Deputy President of the Senate
- In office 6 May 1997 – 30 June 2002
- President: Margaret Reid
- Preceded by: Mal Colston
- Succeeded by: John Hogg

Senator for New South Wales
- In office 1 July 1990 – 30 June 2002
- In office 11 February 1987 – 5 June 1987
- Preceded by: Doug McClelland

Personal details
- Born: 21 September 1947 (age 78) Cowra, New South Wales, Australia
- Party: Labor
- Spouse: Peter Martin ​(m. 1987)​
- Education: Cumberland College of Health Sciences
- Profession: Nurse

= Sue West =

Australian politician (born 1947)

Suzanne Margaret West (born 21 September 1947) is a former Australian politician and nurse who was the first woman to serve as a Senator for New South Wales. A member of the Australian Labor Party (ALP), she was appointed to the Senate in February 1987 following the resignation of Doug McClelland.
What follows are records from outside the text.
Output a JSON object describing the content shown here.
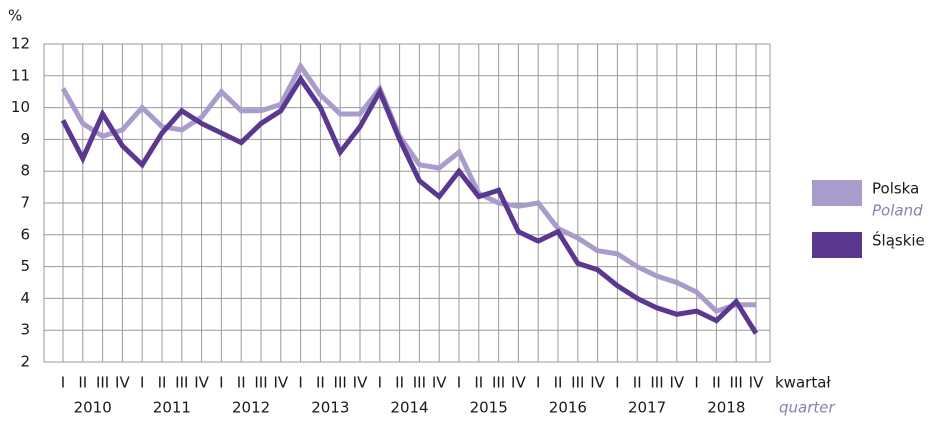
{
  "chart_data": {
    "type": "line",
    "y_unit": "%",
    "x_label": "kwartał",
    "x_label_en": "quarter",
    "categories": [
      "I",
      "II",
      "III",
      "IV",
      "I",
      "II",
      "III",
      "IV",
      "I",
      "II",
      "III",
      "IV",
      "I",
      "II",
      "III",
      "IV",
      "I",
      "II",
      "III",
      "IV",
      "I",
      "II",
      "III",
      "IV",
      "I",
      "II",
      "III",
      "IV",
      "I",
      "II",
      "III",
      "IV",
      "I",
      "II",
      "III",
      "IV"
    ],
    "years": [
      "2010",
      "2011",
      "2012",
      "2013",
      "2014",
      "2015",
      "2016",
      "2017",
      "2018"
    ],
    "series": [
      {
        "name": "Polska",
        "name_en": "Poland",
        "color": "#a99bcb",
        "values": [
          10.6,
          9.5,
          9.1,
          9.3,
          10.0,
          9.4,
          9.3,
          9.7,
          10.5,
          9.9,
          9.9,
          10.1,
          11.3,
          10.4,
          9.8,
          9.8,
          10.6,
          9.1,
          8.2,
          8.1,
          8.6,
          7.3,
          7.0,
          6.9,
          7.0,
          6.2,
          5.9,
          5.5,
          5.4,
          5.0,
          4.7,
          4.5,
          4.2,
          3.6,
          3.8,
          3.8
        ]
      },
      {
        "name": "Śląskie",
        "color": "#5a3890",
        "values": [
          9.6,
          8.4,
          9.8,
          8.8,
          8.2,
          9.2,
          9.9,
          9.5,
          9.2,
          8.9,
          9.5,
          9.9,
          10.9,
          10.0,
          8.6,
          9.4,
          10.5,
          9.0,
          7.7,
          7.2,
          8.0,
          7.2,
          7.4,
          6.1,
          5.8,
          6.1,
          5.1,
          4.9,
          4.4,
          4.0,
          3.7,
          3.5,
          3.6,
          3.3,
          3.9,
          2.9
        ]
      }
    ],
    "ylim": [
      2,
      12
    ],
    "yticks": [
      2,
      3,
      4,
      5,
      6,
      7,
      8,
      9,
      10,
      11,
      12
    ],
    "grid": true
  }
}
She lost her seat at the 1987 federal election but returned at the 1990 election and was re-elected in 1996. She did not seek re-election in 2001 and retired at the expiration of her term in June 2002.

==Early life==
West was born and raised in Cowra, New South Wales, the daughter of Edna (née Bennett) and Tim West. Her father was a grazier and ALP member who stood for state parliament on four occasions without success. She grew up on the family property 15 mi outside of Cowra, and was educated at Blackfriars Correspondence School, Cowra Public School, and Cowra High School. She then trained as a nurse at Cowra District Hospital before moving to Sydney and completing a certificate in midwifery at King George V Memorial Hospital.
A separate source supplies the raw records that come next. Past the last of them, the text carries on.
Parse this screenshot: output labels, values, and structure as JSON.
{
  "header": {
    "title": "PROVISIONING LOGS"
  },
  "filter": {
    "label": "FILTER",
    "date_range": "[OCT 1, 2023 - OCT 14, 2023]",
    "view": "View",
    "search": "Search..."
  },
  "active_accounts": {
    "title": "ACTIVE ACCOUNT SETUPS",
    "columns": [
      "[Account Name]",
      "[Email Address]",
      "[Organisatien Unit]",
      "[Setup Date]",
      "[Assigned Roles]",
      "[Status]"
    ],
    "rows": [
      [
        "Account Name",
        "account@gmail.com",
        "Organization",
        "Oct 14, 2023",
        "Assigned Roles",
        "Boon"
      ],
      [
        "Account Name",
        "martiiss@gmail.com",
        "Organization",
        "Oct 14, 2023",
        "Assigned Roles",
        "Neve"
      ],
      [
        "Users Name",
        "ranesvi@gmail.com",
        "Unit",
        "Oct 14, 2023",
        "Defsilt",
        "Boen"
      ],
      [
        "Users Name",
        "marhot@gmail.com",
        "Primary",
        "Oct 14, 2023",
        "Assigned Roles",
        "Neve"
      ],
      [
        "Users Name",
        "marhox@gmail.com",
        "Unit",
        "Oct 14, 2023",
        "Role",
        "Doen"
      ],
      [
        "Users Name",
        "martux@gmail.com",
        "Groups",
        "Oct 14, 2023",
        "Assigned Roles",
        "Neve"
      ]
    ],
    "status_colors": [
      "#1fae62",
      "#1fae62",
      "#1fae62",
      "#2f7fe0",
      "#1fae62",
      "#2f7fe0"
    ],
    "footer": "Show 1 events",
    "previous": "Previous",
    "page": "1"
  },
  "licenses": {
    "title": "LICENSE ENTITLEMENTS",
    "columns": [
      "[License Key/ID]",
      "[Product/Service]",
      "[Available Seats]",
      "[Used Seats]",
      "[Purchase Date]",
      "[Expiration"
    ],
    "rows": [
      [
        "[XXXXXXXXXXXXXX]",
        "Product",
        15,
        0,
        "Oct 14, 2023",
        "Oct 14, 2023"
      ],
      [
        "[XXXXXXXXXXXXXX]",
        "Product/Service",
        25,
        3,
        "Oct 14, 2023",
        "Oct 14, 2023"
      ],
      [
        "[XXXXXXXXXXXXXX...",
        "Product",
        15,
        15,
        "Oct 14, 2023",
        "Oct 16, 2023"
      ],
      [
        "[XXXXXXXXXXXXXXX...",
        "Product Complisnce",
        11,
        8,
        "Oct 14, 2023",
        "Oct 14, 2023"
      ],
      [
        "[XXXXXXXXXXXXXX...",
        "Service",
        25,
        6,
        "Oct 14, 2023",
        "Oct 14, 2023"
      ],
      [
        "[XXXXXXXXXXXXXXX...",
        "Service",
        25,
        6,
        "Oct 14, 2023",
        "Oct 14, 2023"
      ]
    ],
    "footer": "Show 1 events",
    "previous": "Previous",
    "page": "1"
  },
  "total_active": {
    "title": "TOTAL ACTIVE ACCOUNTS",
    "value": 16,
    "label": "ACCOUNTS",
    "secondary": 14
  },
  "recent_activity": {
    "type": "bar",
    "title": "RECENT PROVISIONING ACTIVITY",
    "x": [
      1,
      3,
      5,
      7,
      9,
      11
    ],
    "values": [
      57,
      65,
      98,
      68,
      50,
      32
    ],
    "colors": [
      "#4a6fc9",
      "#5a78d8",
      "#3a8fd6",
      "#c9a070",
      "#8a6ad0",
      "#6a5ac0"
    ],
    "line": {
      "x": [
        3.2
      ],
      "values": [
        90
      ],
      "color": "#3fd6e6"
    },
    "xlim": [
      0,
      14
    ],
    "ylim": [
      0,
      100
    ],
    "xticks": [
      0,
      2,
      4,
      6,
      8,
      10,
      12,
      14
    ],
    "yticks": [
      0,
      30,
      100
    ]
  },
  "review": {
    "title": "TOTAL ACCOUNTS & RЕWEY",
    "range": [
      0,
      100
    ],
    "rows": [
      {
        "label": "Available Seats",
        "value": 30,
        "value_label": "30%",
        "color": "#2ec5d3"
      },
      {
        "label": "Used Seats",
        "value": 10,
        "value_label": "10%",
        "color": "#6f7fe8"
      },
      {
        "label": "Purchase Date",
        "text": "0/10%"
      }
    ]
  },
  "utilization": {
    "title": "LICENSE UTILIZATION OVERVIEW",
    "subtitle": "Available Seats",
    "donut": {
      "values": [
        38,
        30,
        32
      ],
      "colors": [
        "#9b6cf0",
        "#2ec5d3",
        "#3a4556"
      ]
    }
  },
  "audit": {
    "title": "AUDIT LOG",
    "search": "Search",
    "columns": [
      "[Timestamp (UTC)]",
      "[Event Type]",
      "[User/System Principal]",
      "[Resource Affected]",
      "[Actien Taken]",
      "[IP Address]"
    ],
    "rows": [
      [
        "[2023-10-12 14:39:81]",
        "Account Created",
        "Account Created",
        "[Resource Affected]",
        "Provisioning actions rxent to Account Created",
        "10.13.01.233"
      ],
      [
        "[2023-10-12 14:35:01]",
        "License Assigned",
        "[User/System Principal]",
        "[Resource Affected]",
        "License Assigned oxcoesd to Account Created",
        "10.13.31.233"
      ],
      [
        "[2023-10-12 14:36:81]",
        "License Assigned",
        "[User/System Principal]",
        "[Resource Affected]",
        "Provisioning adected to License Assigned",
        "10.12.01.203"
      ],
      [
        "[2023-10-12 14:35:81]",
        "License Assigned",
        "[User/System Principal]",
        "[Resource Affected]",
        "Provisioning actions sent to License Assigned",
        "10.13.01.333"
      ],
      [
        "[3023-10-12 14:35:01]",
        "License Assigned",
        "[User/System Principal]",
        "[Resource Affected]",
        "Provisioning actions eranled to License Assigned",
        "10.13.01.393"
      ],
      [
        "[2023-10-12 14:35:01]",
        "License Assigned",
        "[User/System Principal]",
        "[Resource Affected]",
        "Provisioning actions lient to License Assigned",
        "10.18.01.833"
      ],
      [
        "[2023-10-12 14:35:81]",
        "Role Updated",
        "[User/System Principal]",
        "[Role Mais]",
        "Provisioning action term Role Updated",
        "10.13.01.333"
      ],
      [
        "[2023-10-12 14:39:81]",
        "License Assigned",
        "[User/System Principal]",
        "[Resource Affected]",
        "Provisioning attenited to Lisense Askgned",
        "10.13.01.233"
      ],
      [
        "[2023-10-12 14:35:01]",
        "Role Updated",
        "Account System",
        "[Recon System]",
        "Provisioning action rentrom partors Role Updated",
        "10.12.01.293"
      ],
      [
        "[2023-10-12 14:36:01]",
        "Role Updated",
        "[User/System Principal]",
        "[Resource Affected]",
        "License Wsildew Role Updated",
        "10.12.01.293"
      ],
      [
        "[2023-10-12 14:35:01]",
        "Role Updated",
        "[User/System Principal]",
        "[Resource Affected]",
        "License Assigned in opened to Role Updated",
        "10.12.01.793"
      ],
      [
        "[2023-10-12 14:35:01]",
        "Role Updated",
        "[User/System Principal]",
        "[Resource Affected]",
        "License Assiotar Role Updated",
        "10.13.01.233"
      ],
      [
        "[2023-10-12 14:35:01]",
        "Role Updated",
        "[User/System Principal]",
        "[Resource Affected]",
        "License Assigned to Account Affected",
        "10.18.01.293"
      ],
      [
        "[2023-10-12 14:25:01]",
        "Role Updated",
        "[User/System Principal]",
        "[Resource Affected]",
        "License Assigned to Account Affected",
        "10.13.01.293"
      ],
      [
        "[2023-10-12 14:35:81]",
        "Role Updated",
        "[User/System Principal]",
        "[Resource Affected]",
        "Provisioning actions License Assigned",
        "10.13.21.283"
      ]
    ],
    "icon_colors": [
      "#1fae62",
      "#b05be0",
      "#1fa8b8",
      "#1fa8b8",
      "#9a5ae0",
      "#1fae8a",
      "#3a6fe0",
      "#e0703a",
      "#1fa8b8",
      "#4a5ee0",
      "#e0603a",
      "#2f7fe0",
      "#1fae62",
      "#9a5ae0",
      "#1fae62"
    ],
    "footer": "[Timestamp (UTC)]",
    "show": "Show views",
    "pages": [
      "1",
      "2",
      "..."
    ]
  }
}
Before entering politics, West worked as registered nurse at Royal Prince Alfred Hospital, the Glebe Health Centre, with the Capital Health Commission in Canberra, and at clinics in Cootamundra and Gundagai. She held membership of the New South Wales College of Nursing and Royal College of Nursing. West additionally completed a diploma in community nursing at the Cumberland College of Health Sciences in 1977. She subsequently served on the council of the Mitchell College of Advanced Education in Bathurst from 1978 to 1984.

==Politics==
West joined the ALP in 1975. She was the party's candidate in the Division of Hume, a safe National Country Party seat, at the 1980 federal election. In 1983 she moved to Bathurst to join the staff of the local MP David Simmons. She was an unsuccessful candidate for the Senate at the 1983 and 1984 federal elections, on both occasions being placed on the bottom of the ticket.

===Senate===
In February 1987, West was appointed to the Senate to fill a casual vacancy caused by the resignation of Doug McClelland. She was the first woman to represent New South Wales in the Senate. West used her maiden speech to defend the controversial Australia Card, which she had worked on while in Simmons' office. Her first term was cut short by a double dissolution after only a few months. She was again placed last on the ALP ticket at the subsequent election and lost her seat.
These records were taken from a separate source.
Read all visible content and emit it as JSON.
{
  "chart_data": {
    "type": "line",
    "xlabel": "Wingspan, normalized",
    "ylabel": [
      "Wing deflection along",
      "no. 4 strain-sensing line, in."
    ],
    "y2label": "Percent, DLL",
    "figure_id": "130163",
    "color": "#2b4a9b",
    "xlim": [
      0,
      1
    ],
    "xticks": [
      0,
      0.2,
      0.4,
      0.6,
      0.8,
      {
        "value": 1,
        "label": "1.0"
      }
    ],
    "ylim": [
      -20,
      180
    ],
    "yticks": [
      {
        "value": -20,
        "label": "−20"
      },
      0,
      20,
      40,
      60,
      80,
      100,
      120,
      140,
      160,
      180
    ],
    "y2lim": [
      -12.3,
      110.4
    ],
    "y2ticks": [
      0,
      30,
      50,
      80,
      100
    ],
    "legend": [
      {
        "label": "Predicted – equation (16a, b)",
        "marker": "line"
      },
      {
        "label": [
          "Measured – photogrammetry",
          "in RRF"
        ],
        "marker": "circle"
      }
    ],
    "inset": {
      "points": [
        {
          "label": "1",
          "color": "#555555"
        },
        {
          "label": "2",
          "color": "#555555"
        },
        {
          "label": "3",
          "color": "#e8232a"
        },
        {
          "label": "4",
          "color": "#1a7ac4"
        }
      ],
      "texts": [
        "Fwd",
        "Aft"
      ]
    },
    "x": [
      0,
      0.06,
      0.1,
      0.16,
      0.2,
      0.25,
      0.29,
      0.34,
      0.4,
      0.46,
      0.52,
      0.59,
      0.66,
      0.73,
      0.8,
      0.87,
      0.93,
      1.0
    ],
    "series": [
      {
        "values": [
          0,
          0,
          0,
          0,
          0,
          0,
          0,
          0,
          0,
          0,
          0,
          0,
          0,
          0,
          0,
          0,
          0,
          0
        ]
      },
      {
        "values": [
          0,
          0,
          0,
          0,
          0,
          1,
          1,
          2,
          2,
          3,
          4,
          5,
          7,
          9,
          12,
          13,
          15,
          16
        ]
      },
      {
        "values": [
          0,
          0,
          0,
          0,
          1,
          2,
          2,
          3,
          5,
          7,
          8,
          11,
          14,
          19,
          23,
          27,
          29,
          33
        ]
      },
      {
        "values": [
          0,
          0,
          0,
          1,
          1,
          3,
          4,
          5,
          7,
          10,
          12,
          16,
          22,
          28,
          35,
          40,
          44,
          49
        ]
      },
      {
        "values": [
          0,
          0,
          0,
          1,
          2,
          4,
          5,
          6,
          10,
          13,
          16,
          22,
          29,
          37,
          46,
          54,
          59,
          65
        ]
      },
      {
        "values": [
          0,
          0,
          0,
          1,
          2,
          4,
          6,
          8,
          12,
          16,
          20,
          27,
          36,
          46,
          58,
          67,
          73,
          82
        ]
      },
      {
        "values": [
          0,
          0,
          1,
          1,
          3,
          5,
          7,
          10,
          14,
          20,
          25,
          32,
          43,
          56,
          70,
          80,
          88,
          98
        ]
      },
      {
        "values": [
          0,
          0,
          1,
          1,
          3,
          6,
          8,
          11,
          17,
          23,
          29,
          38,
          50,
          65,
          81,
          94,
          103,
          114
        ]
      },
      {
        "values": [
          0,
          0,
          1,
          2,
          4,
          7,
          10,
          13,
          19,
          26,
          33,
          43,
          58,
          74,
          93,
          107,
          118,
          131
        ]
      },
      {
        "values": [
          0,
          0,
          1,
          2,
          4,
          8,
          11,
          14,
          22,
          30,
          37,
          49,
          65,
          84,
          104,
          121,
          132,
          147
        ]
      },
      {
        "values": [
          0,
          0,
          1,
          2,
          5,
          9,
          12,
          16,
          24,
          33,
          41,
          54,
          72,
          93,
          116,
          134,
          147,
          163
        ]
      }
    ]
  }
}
West returned to the Senate at the 1990 election, having worked as a ministerial consultant in the meantime. She won election over incumbent Liberal senator Chris Puplick by just 243 votes on the final count. West was re-elected in 1996 in first place on the ALP ticket. In May 1997, she was elected Deputy President and Chair of Committees. Her election meant both the presidency and deputy presidency were held by women for the first time, following Margaret Reid's election as president in 1996. She held the position until her retirement in June 2002, following her decision not to contest the 2001 election.

==Later career==
Since leaving West has held senior positions with Anglicare and the Anglican Church of Australia, including as chair of Anglicare Western NSW from 2004. She is a life member of the ALP and has served on various party committees since leaving the Senate. After the party's defeat at the 2019 New South Wales state election, she was invited to conduct an internal review of the party, along with David Campbell and Meredith Burgmann. Their report recommended a number of changes and was submitted to the party's administrative committee in February 2020.

==Personal life==
West married Peter Martin, a retired police officer with four adult children, in March 1987. She was widowed in 1993.